Schwerer Verlust für Literatur und Architekturkritik

Elias Baumgarten
28. März 2019
Friedrich Achleitner. Bild: Lukas Beck © Paul Zsolnay Verlag

Friedrich Achleitner ist gestorben. Der Österreicher war nicht nur für seine leise doch humorvolle Art und sein heiteres Wesen bekannt, sondern auch als herausragender Literat und scharfsinniger Architekturkritiker. Sein Tod ist ein grosser Verlust für die Architektur- und Literaturszene seines Heimatlandes und des ganzen deutschen Sprachraumes. 

Friedrich Achleitner, den seine Freund*innen liebevoll «Fritz» nannten, studierte Architektur, doch gebaut hat er nie. Schon nach kurzer Zeit im Architekturbüro legte er den Zeichenstift nieder. Berühmt wurde er stattdessen als überaus talentierter Schriftsteller und scharfsinniger Kritiker, der sich höchst ungern ein Blatt vor den Mund nahm. 1957 trat er der avantgardistischen Wiener Gruppe bei, einer losen Künstlervereinigung. Deren Mitglieder um die Schriftsteller H. C. Artmann, Konrad Bayer, Gerhard Rühm und Oswald Wiener orientierten sich an Surrealismus und Dadaismus. Sie fielen durch Sprachexperimente und bisweilen provozierende politische Stellungnahmen auf. Kritisch standen sie insbesondere der konservativen österreichischen Nachkriegsgesellschaft gegenüber. Achleitner interessierte sich besonders für Dialekte. Dies war eine Geste des Aufbruchs, denn in der Schule war er dazu angehalten worden, «schön» – also Hochdeutsch – zu sprechen. 1959 veröffentlichte er gemeinsam mit Artmann und Rühm den Roman «hosn rosn baa» in Mundart. 

«Der Innsbrucker Bürgermeister hat alle Inserate gecancelt, weil ich kritisch über das Olympische Dorf geschrieben habe.»

Friedrich Achleitner

Als sich ihr Mitstreiter und Freund Konrad Bayer 1964 das Leben nahm, begann die Gruppe zu zerfallen. Achleitner wandte sich der Architekturkritik zu: Er begann anonym für die Abendzeitung zu schreiben.

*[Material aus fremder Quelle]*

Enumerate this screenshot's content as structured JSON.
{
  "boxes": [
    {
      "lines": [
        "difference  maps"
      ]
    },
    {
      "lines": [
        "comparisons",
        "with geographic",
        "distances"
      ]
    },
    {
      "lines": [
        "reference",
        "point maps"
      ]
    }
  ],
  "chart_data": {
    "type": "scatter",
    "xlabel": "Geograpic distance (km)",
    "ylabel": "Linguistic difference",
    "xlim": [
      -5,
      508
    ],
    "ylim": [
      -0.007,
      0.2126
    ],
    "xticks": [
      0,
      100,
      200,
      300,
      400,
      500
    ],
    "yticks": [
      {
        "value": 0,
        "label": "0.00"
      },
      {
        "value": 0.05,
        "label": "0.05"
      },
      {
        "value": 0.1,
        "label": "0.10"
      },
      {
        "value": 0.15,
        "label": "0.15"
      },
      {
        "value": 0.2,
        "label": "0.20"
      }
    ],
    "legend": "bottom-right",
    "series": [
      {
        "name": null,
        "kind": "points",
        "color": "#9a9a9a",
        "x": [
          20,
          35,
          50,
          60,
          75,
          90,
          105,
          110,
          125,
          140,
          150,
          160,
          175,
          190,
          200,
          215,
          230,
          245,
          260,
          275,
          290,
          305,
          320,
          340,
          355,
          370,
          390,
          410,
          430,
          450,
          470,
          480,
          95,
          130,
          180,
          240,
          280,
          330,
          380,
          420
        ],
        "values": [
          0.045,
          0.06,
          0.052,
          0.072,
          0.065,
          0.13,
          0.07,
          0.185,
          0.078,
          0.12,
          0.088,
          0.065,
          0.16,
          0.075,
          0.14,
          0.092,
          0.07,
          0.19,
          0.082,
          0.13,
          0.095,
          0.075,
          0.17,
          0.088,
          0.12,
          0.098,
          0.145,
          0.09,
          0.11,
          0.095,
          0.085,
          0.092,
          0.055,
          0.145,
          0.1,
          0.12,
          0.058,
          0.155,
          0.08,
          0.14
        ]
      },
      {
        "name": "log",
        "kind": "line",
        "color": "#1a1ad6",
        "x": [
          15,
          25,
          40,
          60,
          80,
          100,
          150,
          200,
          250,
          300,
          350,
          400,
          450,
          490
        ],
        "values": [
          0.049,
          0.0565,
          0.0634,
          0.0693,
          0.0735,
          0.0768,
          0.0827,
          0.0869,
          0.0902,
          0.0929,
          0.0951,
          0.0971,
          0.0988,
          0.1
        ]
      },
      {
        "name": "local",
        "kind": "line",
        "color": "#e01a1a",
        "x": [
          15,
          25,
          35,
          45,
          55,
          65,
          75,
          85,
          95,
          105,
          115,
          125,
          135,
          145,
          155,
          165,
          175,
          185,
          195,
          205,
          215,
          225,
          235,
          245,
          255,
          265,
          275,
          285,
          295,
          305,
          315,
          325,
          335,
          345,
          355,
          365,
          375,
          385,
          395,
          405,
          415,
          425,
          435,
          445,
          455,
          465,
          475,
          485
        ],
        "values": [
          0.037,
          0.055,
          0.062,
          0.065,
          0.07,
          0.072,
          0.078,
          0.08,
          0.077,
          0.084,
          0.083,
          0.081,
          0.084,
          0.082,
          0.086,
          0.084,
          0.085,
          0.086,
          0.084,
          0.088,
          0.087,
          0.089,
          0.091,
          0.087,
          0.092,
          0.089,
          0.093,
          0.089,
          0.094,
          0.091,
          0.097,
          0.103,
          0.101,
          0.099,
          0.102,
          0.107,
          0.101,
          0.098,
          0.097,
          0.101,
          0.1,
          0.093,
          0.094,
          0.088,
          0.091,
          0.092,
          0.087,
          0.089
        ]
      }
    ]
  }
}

Bald darauf, in 1962, wechselte er zur Zeitung Die Presse. Dort mischte er die Szene auf, weil er sich erlaubte, auch die Platzhirsche zu attackieren. Chefredakteur Otto Schulmeister musste sich Beschwerden erboster Architekt*innen am Laufmeter anhören, stellte sich aber stets vor seinen Autor. Rasch wurde dieser für seine Kritiken berühmt und erhielt 1968 eine Professur für Geschichte der Baukonstruktion an der Akademie der bildenden Künste in Wien. 1983 bis 1998 stand er dann der Lehrkanzel für Geschichte und Theorie der Architektur an der Wiener Hochschule für angewandte Wissenschaft vor.

1980 erschien sein Opus magnum, das Buch «Österreichische Architektur im 20. Jahrhundert», an dem er seit 1968 gearbeitet hatte. Die Dokumentation umfasst Bauten aus den Kantonen Oberösterreich, Salzburg, Tirol und Vorarlberg. Bis 2010 folgten zwei weitere Bände zu den übrigen Bundesländern – Niederösterreich allerdings blieb ausgespart. «Da müsste ich 100 werden», so Achleitners augenzwinkernder Kommentar. Er erhielt zahlreiche Preise und Auszeichnungen. 2009 wurde Achleitner das siebte Ehrenmitglied der Wiener Secession.

Mit seinem Tod verliert Österreich, verliert der ganze deutsche Sprachraum, einen herausragenden Autor und Kritiker – und eine grossartige Persönlichkeit.